In the morning Mona cooks me breakfast, makes me sandwiches, and repairs my trekking pants.
I’m off, tackling this long stretch of 42 kilometres on gravel road. It is not all flat but not that bad either. Just before arriving in the town of Kalpowar, I have to go over the range.
I push the bike in the rain whilst listening to some old BBC documentary about nazism and a war I’ve never heard of with Argentina and the UK. At times I’m not listening when the road is too steep. It takes too much of my concentration.
I arrive in Kalpower. This town has two streets and only a phone booth as public facility. In 40 minutes sitting there having lunch, I only saw one ute driver come in and out. Apart from that not a cat moving, dead silence. Many houses are actually for sale. I would not want to spend the night in this town.
I look up my route notes and there is a 30km section to get to the next town and campsite. It goes through many private properties and I’m warned there will be some closed gated that I will have to open using a plier to undo the wire. Not my cup of tea really at this time of the day. I don’t want to risk getting stuck in those lands late in the afternoon. I decide to take the bitumen road.
It’s a lovely ride and I don’t see many cars. Although one truck coming the opposite direction nearly miss a wild pig the was crossing the road. I’m glad I wasn’t at the same spot at the same time. It could have been a disaster. Overall drivers are friendly and giving me heaps of space. It was such a good idea to take the road.

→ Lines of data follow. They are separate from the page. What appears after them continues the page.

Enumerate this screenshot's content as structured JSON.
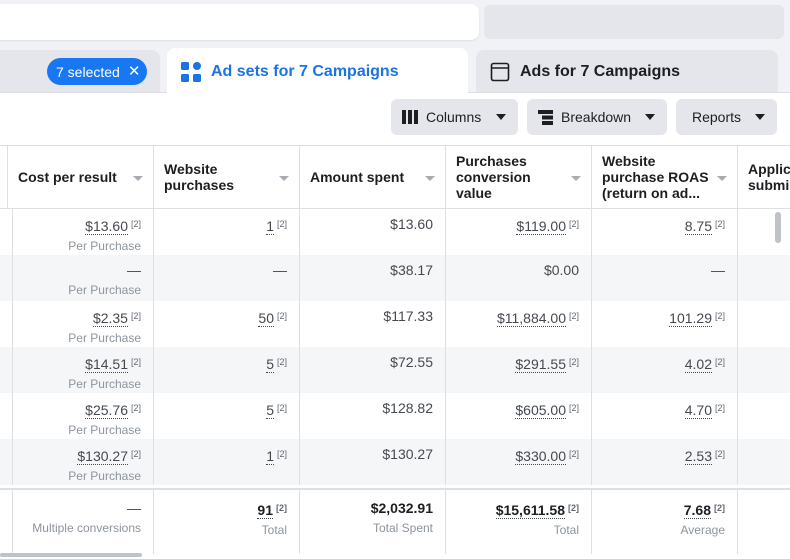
{
  "colors": {
    "accent": "#1877f2",
    "tab_active_text": "#1b74e4"
  },
  "filters": {
    "selected_label": "7 selected",
    "clear_icon": "close-icon"
  },
  "tabs": [
    {
      "label": "Ad sets for 7 Campaigns",
      "icon": "grid-icon",
      "active": true
    },
    {
      "label": "Ads for 7 Campaigns",
      "icon": "ad-window-icon",
      "active": false
    }
  ],
  "toolbar": {
    "columns_label": "Columns",
    "breakdown_label": "Breakdown",
    "reports_label": "Reports"
  },
  "table": {
    "headers": [
      "Cost per result",
      "Website purchases",
      "Amount spent",
      "Purchases conversion value",
      "Website purchase ROAS (return on ad...",
      "Applic submi"
    ],
    "header_lines": [
      [
        "Cost per result"
      ],
      [
        "Website",
        "purchases"
      ],
      [
        "Amount spent"
      ],
      [
        "Purchases",
        "conversion value"
      ],
      [
        "Website",
        "purchase ROAS",
        "(return on ad..."
      ],
      [
        "Applic",
        "submi"
      ]
    ],
    "rows": [
      {
        "cost": "$13.60",
        "cost_sub": "Per Purchase",
        "purchases": "1",
        "spent": "$13.60",
        "value": "$119.00",
        "roas": "8.75"
      },
      {
        "cost": "—",
        "cost_sub": "Per Purchase",
        "purchases": "—",
        "spent": "$38.17",
        "value": "$0.00",
        "roas": "—"
      },
      {
        "cost": "$2.35",
        "cost_sub": "Per Purchase",
        "purchases": "50",
        "spent": "$117.33",
        "value": "$11,884.00",
        "roas": "101.29"
      },
      {
        "cost": "$14.51",
        "cost_sub": "Per Purchase",
        "purchases": "5",
        "spent": "$72.55",
        "value": "$291.55",
        "roas": "4.02"
      },
      {
        "cost": "$25.76",
        "cost_sub": "Per Purchase",
        "purchases": "5",
        "spent": "$128.82",
        "value": "$605.00",
        "roas": "4.70"
      },
      {
        "cost": "$130.27",
        "cost_sub": "Per Purchase",
        "purchases": "1",
        "spent": "$130.27",
        "value": "$330.00",
        "roas": "2.53"
      }
    ],
    "footnote_marker": "[2]",
    "summary": {
      "cost": "—",
      "cost_sub": "Multiple conversions",
      "purchases": "91",
      "purchases_sub": "Total",
      "spent": "$2,032.91",
      "spent_sub": "Total Spent",
      "value": "$15,611.58",
      "value_sub": "Total",
      "roas": "7.68",
      "roas_sub": "Average"
    }
  }
}
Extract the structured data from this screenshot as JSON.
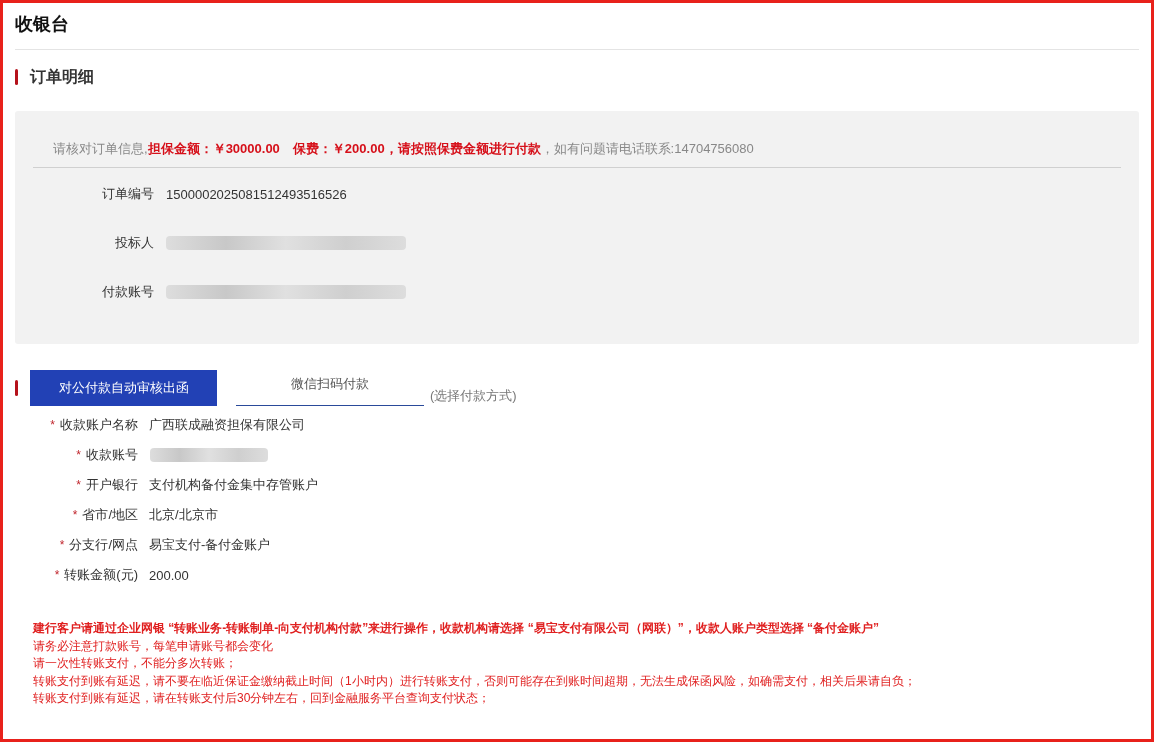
{
  "page_title": "收银台",
  "order_section": {
    "heading": "订单明细",
    "notice": [
      {
        "text": "请核对订单信息,",
        "emphasis": false
      },
      {
        "text": "担保金额：￥30000.00　保费：￥200.00，请按照保费金额进行付款",
        "emphasis": true
      },
      {
        "text": "，如有问题请电话联系:14704756080",
        "emphasis": false
      }
    ],
    "fields": [
      {
        "label": "订单编号",
        "value": "1500002025081512493516526",
        "kind": "text"
      },
      {
        "label": "投标人",
        "kind": "redacted"
      },
      {
        "label": "付款账号",
        "kind": "redacted"
      }
    ]
  },
  "payment_section": {
    "tabs": [
      {
        "label": "对公付款自动审核出函",
        "selected": true
      },
      {
        "label": "微信扫码付款",
        "selected": false
      }
    ],
    "hint": "(选择付款方式)",
    "fields": [
      {
        "label": "收款账户名称",
        "asterisk": "*",
        "kind": "text",
        "value": "广西联成融资担保有限公司"
      },
      {
        "label": "收款账号",
        "asterisk": "*",
        "kind": "redacted"
      },
      {
        "label": "开户银行",
        "asterisk": "*",
        "kind": "text",
        "value": "支付机构备付金集中存管账户"
      },
      {
        "label": "省市/地区",
        "asterisk": "*",
        "kind": "text",
        "value": "北京/北京市"
      },
      {
        "label": "分支行/网点",
        "asterisk": "*",
        "kind": "text",
        "value": "易宝支付-备付金账户"
      },
      {
        "label": "转账金额(元)",
        "asterisk": "*",
        "kind": "text",
        "value": "200.00"
      }
    ],
    "notes": [
      {
        "text": "建行客户请通过企业网银 “转账业务-转账制单-向支付机构付款”来进行操作，收款机构请选择 “易宝支付有限公司（网联）”，收款人账户类型选择 “备付金账户”",
        "kind": "bold"
      },
      {
        "text": "请务必注意打款账号，每笔申请账号都会变化",
        "kind": "plain"
      },
      {
        "text": "请一次性转账支付，不能分多次转账；",
        "kind": "plain"
      },
      {
        "text": "转账支付到账有延迟，请不要在临近保证金缴纳截止时间（1小时内）进行转账支付，否则可能存在到账时间超期，无法生成保函风险，如确需支付，相关后果请自负；",
        "kind": "plain"
      },
      {
        "text": "转账支付到账有延迟，请在转账支付后30分钟左右，回到金融服务平台查询支付状态；",
        "kind": "plain"
      }
    ]
  }
}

I make it to the pub way before it gets dark. They offer free campsite to anyone.
Behind the counter is a French backpacker. I’m usually reluctant to chatting much with backpackers as it sounds like the same story always. But Charline, the waitress, is very chatty and I must say I’m impressed. She loves talking to customers and customers love her for that. She has been living in this ridiculously small town where only 5 people live, including her. I’m thinking this girl has got some balls. That is not the first time she lives for months in a very remote location on her own. That is an excellent way to learn the language and get to know the rural Australia. Not all backpackers are willing to do that. Charline is pretty much managing the pub on her own, and will wait for the last 2 customers to leave. It has been a quiet night for the pub, being Tuesday.